More than two decades later, Heche claimed that she was dropped from the film until an intervention by Ford. "He called me the day after they said I wasn't gonna get it, because I took Ellen to the premiere, and Harrison Ford, he was a hero. He said, 'Frankly my dear, I don't give a damn who you're sleeping with. We're gonna make the best romantic comedy there is, and I'll see ya on the set'." Despite this, she admitted that her career suffered in the wake of the film's release. "I was in a relationship with Ellen DeGeneres for three-and-a-half years and the stigma attached to that relationship was so bad that I was fired from my multi-million dollar picture deal and I did not work in a studio picture for 10 years."

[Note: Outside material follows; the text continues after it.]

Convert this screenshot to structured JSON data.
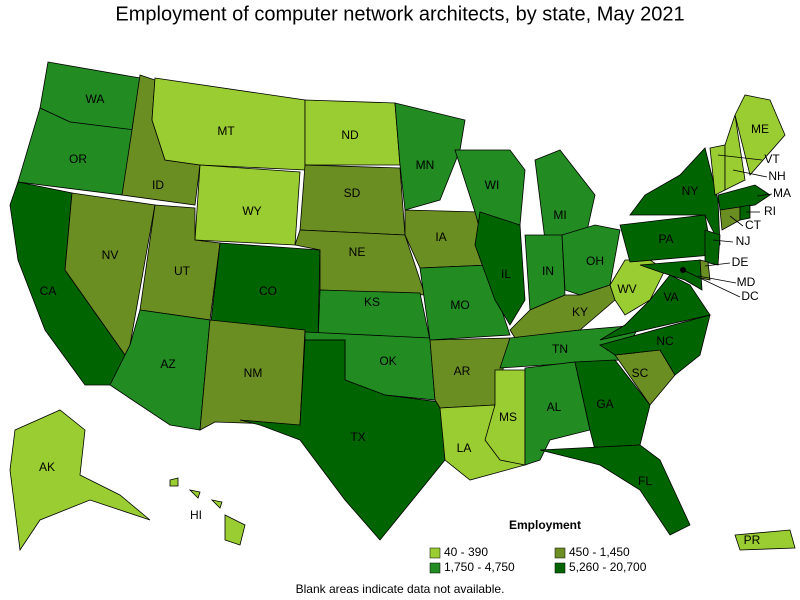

The film features stunt work with aircraft. The effects were produced without CGI assistance. The crash scene of the de Havilland Beaver was performed with a Huey helicopter suspending the unmanned aircraft with a 200 ft cable with the engine running.

Harrison Ford is a certified pilot and did his own flying in the film, after fulfilling the insurance company's training requirements.

== Reception ==
===Critical response===
On review aggregation website Rotten Tomatoes, Six Days, Seven Nights holds an approval rating of 40% based on 43 reviews, with an average rating of 5.4/10. The site's critics consensus states: "A generally enjoyable, if completely forgettable piece of Hollywood fluff." At Metacritic, it has a weighted average score of 51 out of 100, based on 23 critics, indicating "mixed or average reviews". Audiences polled by CinemaScore gave the film an average grade of "B+" on an A+ to F scale.

Roger Ebert of the Chicago Sun-Times gave the film 21/2-stars-out-of-4. He wrote highly of the films leads, saying Ford had "an easy appeal" and Heche exhibited "unforced charm", yet the film overall "seems cobbled together out of spare parts". Leonard Maltin called the film "an entertaining romantic comedy", and gave it three out of four stars, while observing "an obvious setup is played out with great verve by the stars."

Frederic and Mary Ann Brussat of Spirituality & Practice called the film a "humorous romantic comedy" and also praised the leads: "Harrison Ford is perfectly cast as the kind of man anyone would want around in a jeopardy situation. Anne Heche displays plenty of spunk and sparkle as a woman whose life is altered by her adventures as a castaway."

===Box office===
Six Days, Seven Nights grossed $74.3 million in the United States and Canada, and $90.5 million in other territories, for a worldwide total of $164.8 million.

In its opening weekend the film made $16.5 million and finished in second, then made $10.7 million and $7.7 million the following two weekends.